Even if you are a talented researcher, you have to write about your research impressively to make a real impact in the ever-evolving world of science. In reality, for most, research and writing are two absolutely different skills. Even the gifted researchers struggle when it comes to writing coherently and succinctly. Naturally, it’s always much more difficult for non-native English speakers. Though English is by and large the global language of science, it is also one of the most complex languages to learn. What is the difference between “stand by” and “stand off”? Do you “take” a test or “give” a test? When you require assistance with the English language, where do you go? A lesser-known—yet comprehensive—source of aid for academic writing is language corpora. Here, we will inform you how you can make the most of this powerful resource to enhance your writing and build your overall confidence with English.
What is a Language Corpus?
A language corpus is fundamentally a collection of electronic text used specifically for research purposes. Some of the popular corpora include the Corpus of Contemporary American English (COCA), Google Books Ngrams viewer, Corpus of Historical American English (COHA), Michigan Corpus of Academic Spoken English, and Hyper Collocation. These corpora provide a searchable collection of English used by native speakers in various contexts. In English language classes, they are used as a tool by teachers who want to demonstrate to the students how a word is typically used by native speakers.
What is the difference between a dictionary and a corpus? Why should non-native English speakers prefer a corpus over a dictionary for answers? First, a dictionary always gives you the meaning of a word, but it hardly ever includes several usage examples. The word “extract” in plain English means “to remove.” But if I have to explain a physical action I took during my research, will I write “extract from” or “extract to”? A dictionary may not be able to answer that question holistically, and that’s where a language corpus comes in.

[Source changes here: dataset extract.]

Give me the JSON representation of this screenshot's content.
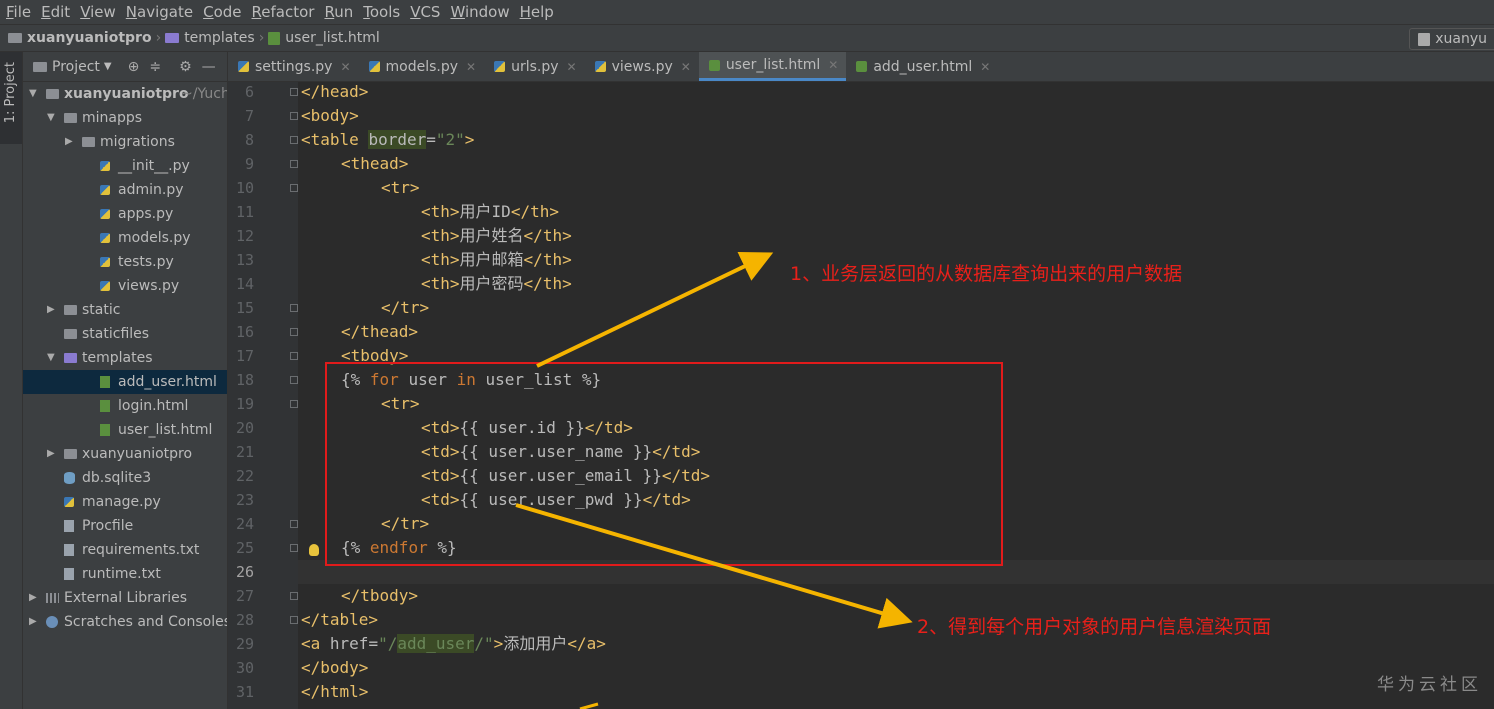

Once you get familiarized with the simple corpus search functions, a new range of tools will become available to you. Corpora often allow searches for synonyms and various word forms. For instance, you can search for the verb form of “extract” in COCA and get “extracts,” “extracted,” “extracting,” and “extract.” You can also choose “collocates” for the search string and return a list of words that are regularly found together with the word “extract.” Selecting the “help” icon will give you a range of search function methods. For instance, if you type [=extract], you will get a list of synonyms for the word, such as remove, get, fetch, and separate.
Unlike dictionaries, language corpora are updated a lot more frequently. A search in the Oxford dictionary in early 2020 would not have come up with a result for “bioabsorbable.” This word has been in use and popularized due to technological breakthroughs presented in 2019. It was officially added to Merriam Webster’s in mid-2019. If you were searching for examples of how to write using this word, corpora would be there to supply you with instances of its current use.
How do I Use Language Corpora?
Learning to search using various corpus tools can be initially confusing. But the great news is it gets easier swiftly. Let’s take a look at how to select a corpus and search for words on these sites to get useful outcomes.
You should select your language corpus, depending on what your aim is. If your goal is to know how to use a word that is not specific to your field, then COCA will be the best place to begin. Let’s say you wish to find out if you should say “extract from” or “extract to.” You can select the link to COCA above and enter “extract to” in the text field. Then click “Find matching strings.”
When we execute this search, “extract to” returns just 52 uses and “extract from” returns 233.
We can select “Context” to see how it is used. Based on the search results, we will know that “extract from” is the correct phrase to use when the words that follow it denote a source or material, whereas ‘extract to’ is used when ‘extract’ is a noun.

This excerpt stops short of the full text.